世帯分離を行うと、低所得者向けの保障をうけることもできます。
代表的なのは、生活保護です。

介護費や医療費で家計が圧迫され苦しいときに、世帯分離を行い、親を生活保護で申請するのも
手です。生活保護の申請が通れば、親の介護費に充てることができます。

また、最近では低所得者向けの給付金制度もあるため、うまく利用していきましょう。

生活保護を受けられる条件を確認したい場合は、在住している市区町村の役所に問い合わせてみるほか、ホームページに記載があります。

子供と世帯分離をするデメリット

これまで子供と世帯分離をするメリットについて説明してきました。メリットがあればもちろんデメリットもあります。一番のデメリットは、医療保険料が高額になる可能性があることです。
これから大きく3つに分けて説明します。

 国民健康保険料の納付額が増える可能性がある

世帯分離により、世帯が2つになると、それぞれの世帯主が国民健康保険料を支払います。
今まで1世帯分で済んでいたものが、2世帯分となるため、合算すると世帯分離をする前よりも
納付金が上がってしまうケースがあります。

せっかく介護費や医療費に充てようと思い世帯分離をしたのに、支出が増えてしまっては
困りますよね。現在いくら支払っていて、世帯分離をした場合の国民健康保険料がいくらになるのか
まで計算しておくと安心です。

 家族手当がもらえなくなる

世帯分離をすると、扶養手当が支給されない場合があります。
代表的なものだと、会社から支給されていた家族手当や自治体から支給されていた
児童扶養手当があります。

会社や自治体により規定が変わるため、世帯分離をする前に確認しておきましょう。
また、母子家庭の場合、児童扶養手当はとても大切な収入源の一つです。しかし、児童扶養手当は、同一建物で家計を共に生活している家庭を基準として考えています。
親の収入も併せて計算されてしまうため、児童扶養手当が欲しい場合は、二世帯住宅にするなど、家計を分けていることを証明する必要があるそうです。

 手続きが面倒

まず、手続きの場所は居住している市町村役場です。
印鑑、本人確認証、国民健康保険証をもっていき、必要書類に記入後、審査を待ちます。
この申請は本人または世帯主が基本です。

「それぞれの世帯が家計を別として生活を営める」ことを審査条件としているので、
断られることもあります。

無事に審査が通ったあとは、世帯分離した2週間以内に、年金や税金関係の変更届だけでなく、
住民票や国民健康保険の変更届を出さなければいけません。

それぞれに必要な書類が違う上に、不備があったり期日が過ぎてしまったりした場合、
罰則等を受ける可能性もあるようです。
手続き前に問い合わせをし、必要なものをそろえておくと安心です。
また、手続きは一度行うと世帯を戻すのがとても大変で苦労をされたという話をよくSNSで見かけます。家族でよくよく話し合ってから手続きすることをおすすめいたします。

税法上の扶養に入るための条件

世帯分離をしていても親を税法上の扶養に入れることは可能です。
ただし、16歳以上であり、かつその年の12月31日に以下の4つの要件を満たしている必要があります。

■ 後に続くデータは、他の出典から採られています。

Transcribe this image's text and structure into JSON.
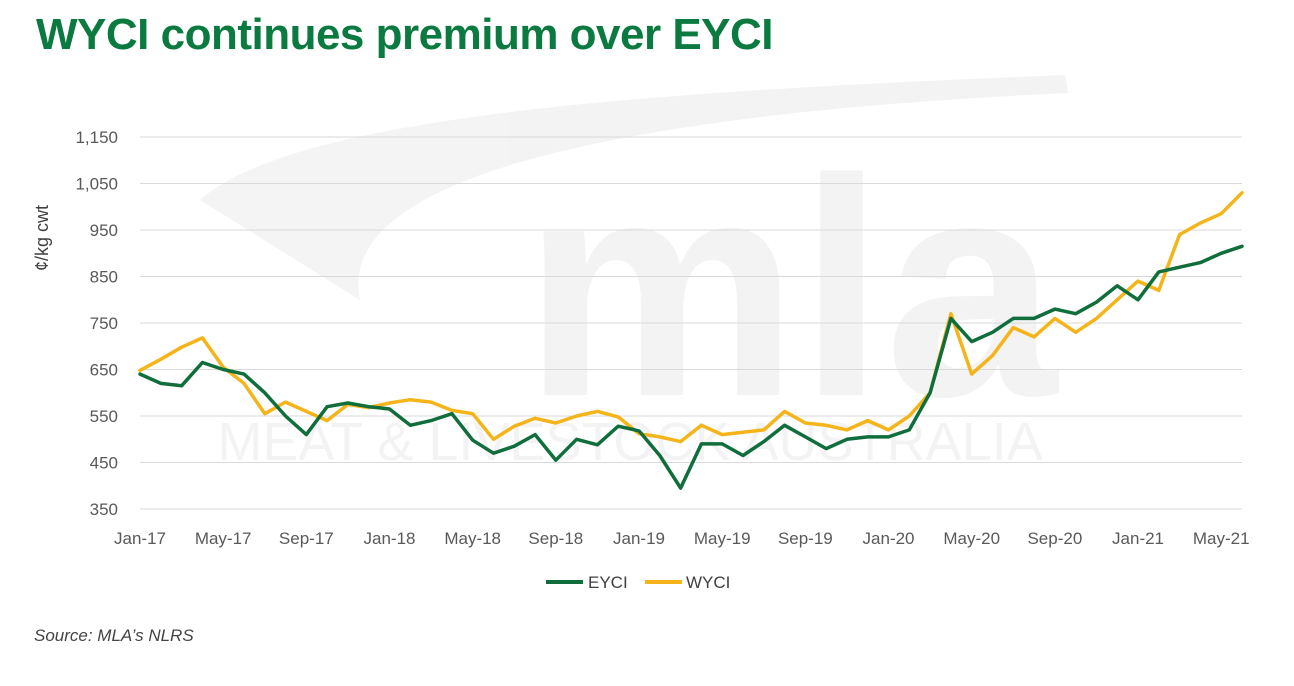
{
  "header": {
    "title": "WYCI continues premium over EYCI"
  },
  "footer": {
    "source": "Source: MLA’s NLRS"
  },
  "watermark": {
    "logo": "mla",
    "text": "MEAT & LIVESTOCK AUSTRALIA"
  },
  "colors": {
    "title": "#0b7a40",
    "eyci": "#0f6e3b",
    "wyci": "#f4b41a",
    "grid": "#d9d9d9"
  },
  "chart_data": {
    "type": "line",
    "title": "WYCI continues premium over EYCI",
    "xlabel": "",
    "ylabel": "¢/kg cwt",
    "ylim": [
      350,
      1150
    ],
    "yticks": [
      350,
      450,
      550,
      650,
      750,
      850,
      950,
      1050,
      1150
    ],
    "ytick_labels": [
      "350",
      "450",
      "550",
      "650",
      "750",
      "850",
      "950",
      "1,050",
      "1,150"
    ],
    "xlim": [
      "2017-01",
      "2021-06"
    ],
    "xticks": [
      "2017-01",
      "2017-05",
      "2017-09",
      "2018-01",
      "2018-05",
      "2018-09",
      "2019-01",
      "2019-05",
      "2019-09",
      "2020-01",
      "2020-05",
      "2020-09",
      "2021-01",
      "2021-05"
    ],
    "xtick_labels": [
      "Jan-17",
      "May-17",
      "Sep-17",
      "Jan-18",
      "May-18",
      "Sep-18",
      "Jan-19",
      "May-19",
      "Sep-19",
      "Jan-20",
      "May-20",
      "Sep-20",
      "Jan-21",
      "May-21"
    ],
    "grid": "horizontal",
    "legend": "bottom-center",
    "series": [
      {
        "name": "EYCI",
        "x": [
          "2017-01",
          "2017-02",
          "2017-03",
          "2017-04",
          "2017-05",
          "2017-06",
          "2017-07",
          "2017-08",
          "2017-09",
          "2017-10",
          "2017-11",
          "2017-12",
          "2018-01",
          "2018-02",
          "2018-03",
          "2018-04",
          "2018-05",
          "2018-06",
          "2018-07",
          "2018-08",
          "2018-09",
          "2018-10",
          "2018-11",
          "2018-12",
          "2019-01",
          "2019-02",
          "2019-03",
          "2019-04",
          "2019-05",
          "2019-06",
          "2019-07",
          "2019-08",
          "2019-09",
          "2019-10",
          "2019-11",
          "2019-12",
          "2020-01",
          "2020-02",
          "2020-03",
          "2020-04",
          "2020-05",
          "2020-06",
          "2020-07",
          "2020-08",
          "2020-09",
          "2020-10",
          "2020-11",
          "2020-12",
          "2021-01",
          "2021-02",
          "2021-03",
          "2021-04",
          "2021-05",
          "2021-06"
        ],
        "values": [
          640,
          620,
          615,
          665,
          650,
          640,
          600,
          550,
          510,
          570,
          578,
          570,
          565,
          530,
          540,
          555,
          498,
          470,
          485,
          510,
          455,
          500,
          488,
          528,
          518,
          465,
          395,
          490,
          490,
          465,
          495,
          530,
          505,
          480,
          500,
          505,
          505,
          520,
          600,
          760,
          710,
          730,
          760,
          760,
          780,
          770,
          795,
          830,
          800,
          860,
          870,
          880,
          900,
          915
        ]
      },
      {
        "name": "WYCI",
        "x": [
          "2017-01",
          "2017-02",
          "2017-03",
          "2017-04",
          "2017-05",
          "2017-06",
          "2017-07",
          "2017-08",
          "2017-09",
          "2017-10",
          "2017-11",
          "2017-12",
          "2018-01",
          "2018-02",
          "2018-03",
          "2018-04",
          "2018-05",
          "2018-06",
          "2018-07",
          "2018-08",
          "2018-09",
          "2018-10",
          "2018-11",
          "2018-12",
          "2019-01",
          "2019-02",
          "2019-03",
          "2019-04",
          "2019-05",
          "2019-06",
          "2019-07",
          "2019-08",
          "2019-09",
          "2019-10",
          "2019-11",
          "2019-12",
          "2020-01",
          "2020-02",
          "2020-03",
          "2020-04",
          "2020-05",
          "2020-06",
          "2020-07",
          "2020-08",
          "2020-09",
          "2020-10",
          "2020-11",
          "2020-12",
          "2021-01",
          "2021-02",
          "2021-03",
          "2021-04",
          "2021-05",
          "2021-06"
        ],
        "values": [
          648,
          672,
          698,
          718,
          655,
          620,
          555,
          580,
          560,
          540,
          575,
          568,
          578,
          585,
          580,
          562,
          555,
          500,
          528,
          545,
          535,
          550,
          560,
          548,
          512,
          505,
          495,
          530,
          510,
          515,
          520,
          560,
          535,
          530,
          520,
          540,
          520,
          550,
          600,
          770,
          640,
          680,
          740,
          720,
          760,
          730,
          760,
          800,
          840,
          820,
          940,
          965,
          985,
          1030
        ]
      }
    ]
  }
}
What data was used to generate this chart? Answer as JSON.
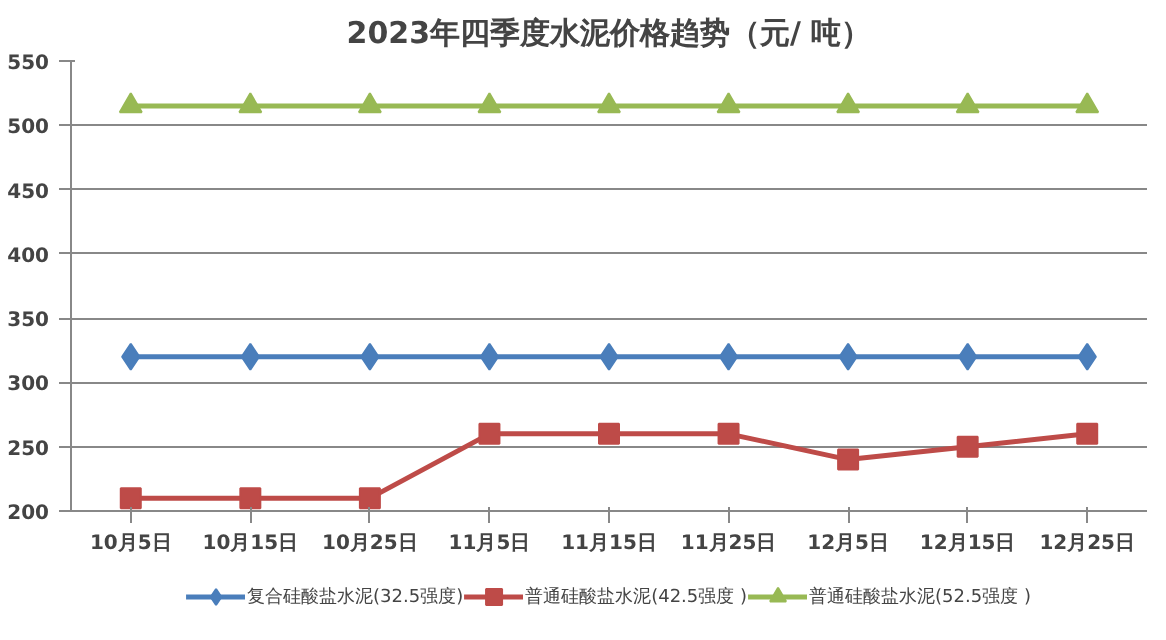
{
  "chart_data": {
    "type": "line",
    "title": "2023年四季度水泥价格趋势（元/ 吨）",
    "categories": [
      "10月5日",
      "10月15日",
      "10月25日",
      "11月5日",
      "11月15日",
      "11月25日",
      "12月5日",
      "12月15日",
      "12月25日"
    ],
    "series": [
      {
        "name": "复合硅酸盐水泥(32.5强度)",
        "color": "#4a7ebb",
        "marker": "diamond",
        "values": [
          320,
          320,
          320,
          320,
          320,
          320,
          320,
          320,
          320
        ]
      },
      {
        "name": "普通硅酸盐水泥(42.5强度 )",
        "color": "#be4b48",
        "marker": "square",
        "values": [
          210,
          210,
          210,
          260,
          260,
          260,
          240,
          250,
          260
        ]
      },
      {
        "name": "普通硅酸盐水泥(52.5强度 )",
        "color": "#98b954",
        "marker": "triangle",
        "values": [
          515,
          515,
          515,
          515,
          515,
          515,
          515,
          515,
          515
        ]
      }
    ],
    "ylim": [
      200,
      550
    ],
    "yticks": [
      200,
      250,
      300,
      350,
      400,
      450,
      500,
      550
    ],
    "grid": "y",
    "legend": "bottom",
    "line_style": "solid"
  }
}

(1)配偶者以外の親族(6親等内の血族および3親等内の姻族をいいます。)または都道府県知事から養育を委託された児童(いわゆる里子)や市町村長から養護を委託された老人であること。
(2)納税者と生計を一にしていること。
(3)年間の合計所得金額が48万円以下(令和元年分以前は38万円以下)であること。(給与のみの場合は給与収入が103万円以下)
(4)青色申告者の事業専従者としてその年を通じて一度も給与の支払を受けていないことまたは白色申告者の事業専従者でないこと。

出典:国税庁

まとめ

まだまだ聞きなれず、調べても情報がいろいろと出てきてしまう「世帯分離」。
メリットもデメリットも人によっては嬉しいことだったり、困ったことだったりさまざまだと思います。それでも、うまく使えば、よりよい生活へと変わっていくでしょう。

今後、高齢者の方々を支える社会の取り組みとして、一つの選択肢に世帯分離があっても
いいのかもしれません。
また、手続きは一度行うとなかなか戻すのは難しいそうなので、家族でよくご相談されてください。